When generating the alloantibody profiles, we first generate a 'mask' that is a boolean array of length 14 (all antigens bar the major antigens A, B, and D). True
means they could have the alloantibody, False
means they do not. This is generated by taking a random number between 0 and 1, and if it is less than the probability of having the alloantibody, we set the corresponding element in the mask to True
.
This array is passed around to various objects and functions, and is stored in the precomputed data. However, from the description of its generation, it is clear that the value in the mask is not conditioned on the absence of the corresponding antigen in the patient's profile.
It is only when we are checking for compatibility in the transport_matching
function (roughly here) that we make sure that the patient can only have an alloantibody if they do not have the corresponding antigen and make the conversion to their actual alloantibody profile.
So to be safe, always force this conversion if you want to read the alloantibody profile.
Each request is represented as an integer numpy array with four elements.

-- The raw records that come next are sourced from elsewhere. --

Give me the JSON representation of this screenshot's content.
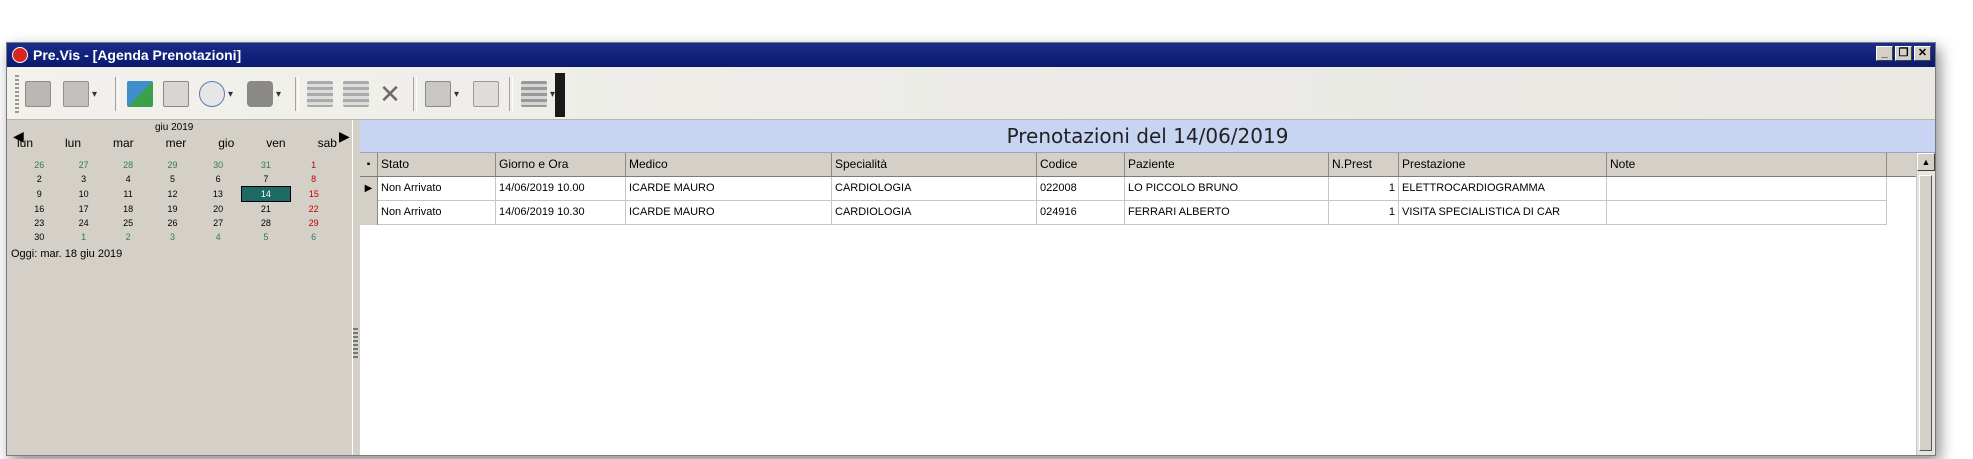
{
  "window": {
    "title": "Pre.Vis - [Agenda Prenotazioni]"
  },
  "toolbar": {
    "buttons": [
      {
        "icon": "record-icon"
      },
      {
        "icon": "edit-record-icon"
      },
      {
        "icon": "export-icon"
      },
      {
        "icon": "document-icon"
      },
      {
        "icon": "print-preview-icon"
      },
      {
        "icon": "printer-icon"
      },
      {
        "icon": "grid-add-icon"
      },
      {
        "icon": "grid-edit-icon"
      },
      {
        "icon": "delete-icon"
      },
      {
        "icon": "copy-icon"
      },
      {
        "icon": "clear-icon"
      },
      {
        "icon": "forward-icon"
      }
    ]
  },
  "calendar": {
    "month_label": "giu 2019",
    "day_names": [
      "lun",
      "lun",
      "mar",
      "mer",
      "gio",
      "ven",
      "sab"
    ],
    "weeks": [
      [
        "26",
        "27",
        "28",
        "29",
        "30",
        "31",
        "1"
      ],
      [
        "2",
        "3",
        "4",
        "5",
        "6",
        "7",
        "8"
      ],
      [
        "9",
        "10",
        "11",
        "12",
        "13",
        "14",
        "15"
      ],
      [
        "16",
        "17",
        "18",
        "19",
        "20",
        "21",
        "22"
      ],
      [
        "23",
        "24",
        "25",
        "26",
        "27",
        "28",
        "29"
      ],
      [
        "30",
        "1",
        "2",
        "3",
        "4",
        "5",
        "6"
      ]
    ],
    "today_text": "Oggi: mar. 18 giu 2019",
    "selected_day": "14"
  },
  "main": {
    "title": "Prenotazioni del 14/06/2019",
    "columns": [
      "Stato",
      "Giorno e Ora",
      "Medico",
      "Specialità",
      "Codice",
      "Paziente",
      "N.Prest",
      "Prestazione",
      "Note"
    ],
    "rows": [
      {
        "stato": "Non Arrivato",
        "giorno_ora": "14/06/2019 10.00",
        "medico": "ICARDE MAURO",
        "specialita": "CARDIOLOGIA",
        "codice": "022008",
        "paziente": "LO PICCOLO BRUNO",
        "n_prest": "1",
        "prestazione": "ELETTROCARDIOGRAMMA",
        "note": ""
      },
      {
        "stato": "Non Arrivato",
        "giorno_ora": "14/06/2019 10.30",
        "medico": "ICARDE MAURO",
        "specialita": "CARDIOLOGIA",
        "codice": "024916",
        "paziente": "FERRARI ALBERTO",
        "n_prest": "1",
        "prestazione": "VISITA SPECIALISTICA DI CAR",
        "note": ""
      }
    ]
  },
  "colors": {
    "title_bar": "#0a1a6e",
    "header_band": "#c7d5f3",
    "today_cell": "#1c6a63",
    "weekend": "#c00000"
  }
}
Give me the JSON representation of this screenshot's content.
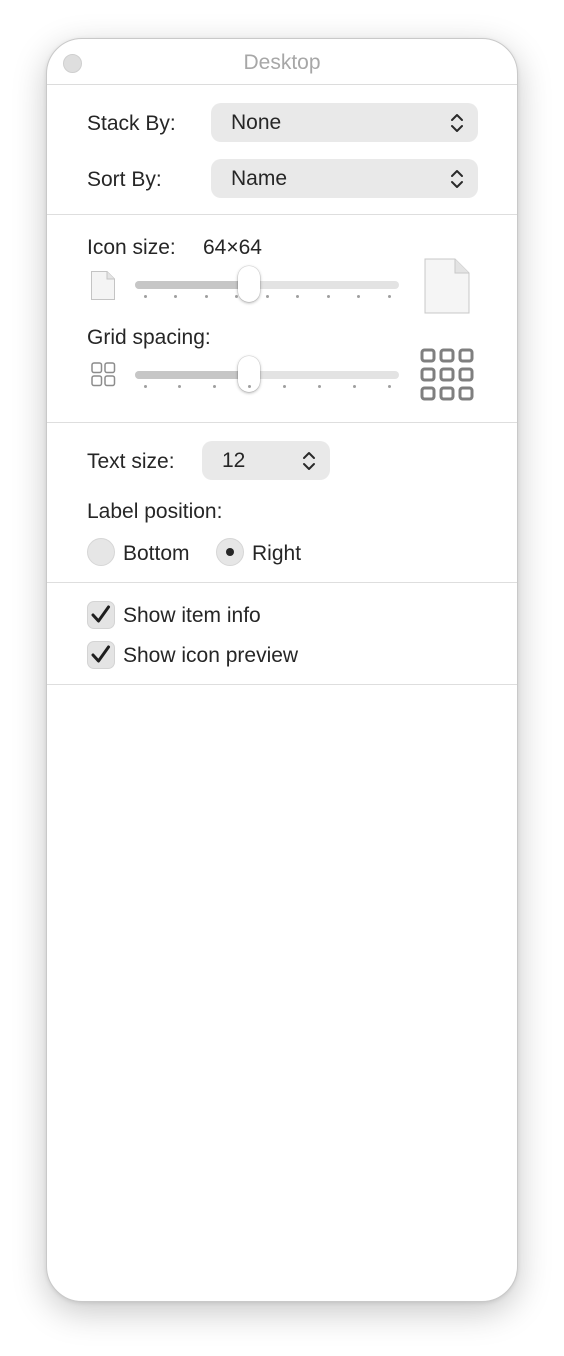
{
  "window": {
    "title": "Desktop"
  },
  "arrangement": {
    "stack_by_label": "Stack By:",
    "stack_by_value": "None",
    "sort_by_label": "Sort By:",
    "sort_by_value": "Name"
  },
  "icons": {
    "icon_size_label": "Icon size:",
    "icon_size_value": "64×64",
    "icon_size_level": 0.43,
    "grid_spacing_label": "Grid spacing:",
    "grid_spacing_level": 0.43
  },
  "text": {
    "text_size_label": "Text size:",
    "text_size_value": "12",
    "label_position_label": "Label position:",
    "bottom_label": "Bottom",
    "right_label": "Right",
    "selected_position": "Right"
  },
  "options": {
    "show_item_info_label": "Show item info",
    "show_item_info_checked": true,
    "show_icon_preview_label": "Show icon preview",
    "show_icon_preview_checked": true
  },
  "icon_names": [
    "close-icon",
    "chevron-updown-icon",
    "small-document-icon",
    "large-document-icon",
    "small-grid-icon",
    "large-grid-icon",
    "checkmark-icon"
  ]
}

In order, these are: a unique identifier for the request, the patient's phenotype (antigen profile), the number of units requested, and the time the request is due.
Each donor is represented as an integer numpy array with three elements. In order, these are: a unique identifier for the donor, the donor's phenotype, and the date/time the unit was donated. This representation also extends to how the inventory is stored.